Class Action Defense Cases—In re Bank of America Auction Rate Securities (ARS): Judicial Panel On Multidistrict Litigation (MDL) Grants Defense Motion To Centralize Class Action Litigation But Transfer Class Actions To California

Feb 27, 2009 | By: Michael J. Hassen

Judicial Panel Grants Defense Request for Pretrial Coordination of Class Action Lawsuits Pursuant to 28 U.S.C. § 1407, Opposed by Responding Class Action Plaintiffs, but Transfers Actions to Northern District of California

Three class actions – one each in California, Illinois and New York – were filed against Bank of America Investment Services, Inc.; Bank of America Securities, LLC; Bank of America Corp. (collectively “BofA”) alleging “that Bank of America entities and/or its employees made misrepresentations in the context of the sale of auction rate securities (ARS).” In re Bank of America Corp.

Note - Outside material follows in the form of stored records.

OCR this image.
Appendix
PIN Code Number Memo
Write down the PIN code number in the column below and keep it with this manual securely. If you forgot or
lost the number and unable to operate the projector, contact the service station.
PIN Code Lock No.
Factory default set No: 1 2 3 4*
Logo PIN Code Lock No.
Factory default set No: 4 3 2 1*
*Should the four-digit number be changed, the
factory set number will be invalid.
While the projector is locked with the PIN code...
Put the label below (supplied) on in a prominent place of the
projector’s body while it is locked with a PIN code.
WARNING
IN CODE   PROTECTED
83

Auction Rate Securities (ARS) Marketing Litig., ___ F.Supp.2d ___ (Jud.Pan.Mult.Lit. February 12, 2009) [Slip Opn., at 1]. Two additional class actions were filed in New York, and treated as potential tag-along matters, _id._, at 1 n.2. Defense attorneys filed a motion with the Judicial Panel for Multidistrict Litigation (MDL) requesting centralization of the class actions pursuant to 28 U.S.C. § 1407 in the Southern District of New York, _id._, at 1. Lead plaintiff in the California class action opposed the motion, or alternatively requested that the class actions be centralized in California; lead plaintiff in the Illinois class action also opposed centralization, or alternatively requested centralization of the class actions in Illinois. _Id._ The Judicial Panel granted the motion to centralize the class action lawsuits, _id._, at 2, but determined that the Northern District of California was the appropriate transferee court, _id._, at 3.

In opposing centralization of the class actions, plaintiffs’ lawyers argued: “(1) the actions do not share sufficient questions of fact; (2) there are only a few actions involved in the litigation, making voluntary coordination among the parties preferable to formal centralization; and (3) centralization of the actions to which the Private Securities Litigation Reform Act of 1995 (PSLRA) applies with the Independence Tube action (to which, plaintiffs assert, the PSLRA does not apply) will slow the progress of the latter action.” In re BofA, at 1-2. The Judicial Panel disagreed, explaining at page 2, “All actions possess a common factual core regarding Bank of America’s role in selling ARS. In particular, plaintiffs in all actions allege that…Bank of America failed to disclose that (1) ARS were not cash alternatives similar to money market funds, and (2) the ARS sold by Bank of America were only liquid because, at the time of sale, Bank of America and other broker-dealers artificially supported and manipulated the market to maintain the appearance of liquidity and stability. Transfer of these related actions under Section 1407 will foster a pretrial program that: (1) allows pretrial proceedings with respect to any non-common issues to proceed concurrently with pretrial proceedings on common issues, [citation]; and (2) ensures that pretrial proceedings will be conducted in a streamlined manner leading to the just and expeditious resolution of all actions to the overall benefit of the parties.” The Panel selected the Northern District of California without analysis, id., at 2-3.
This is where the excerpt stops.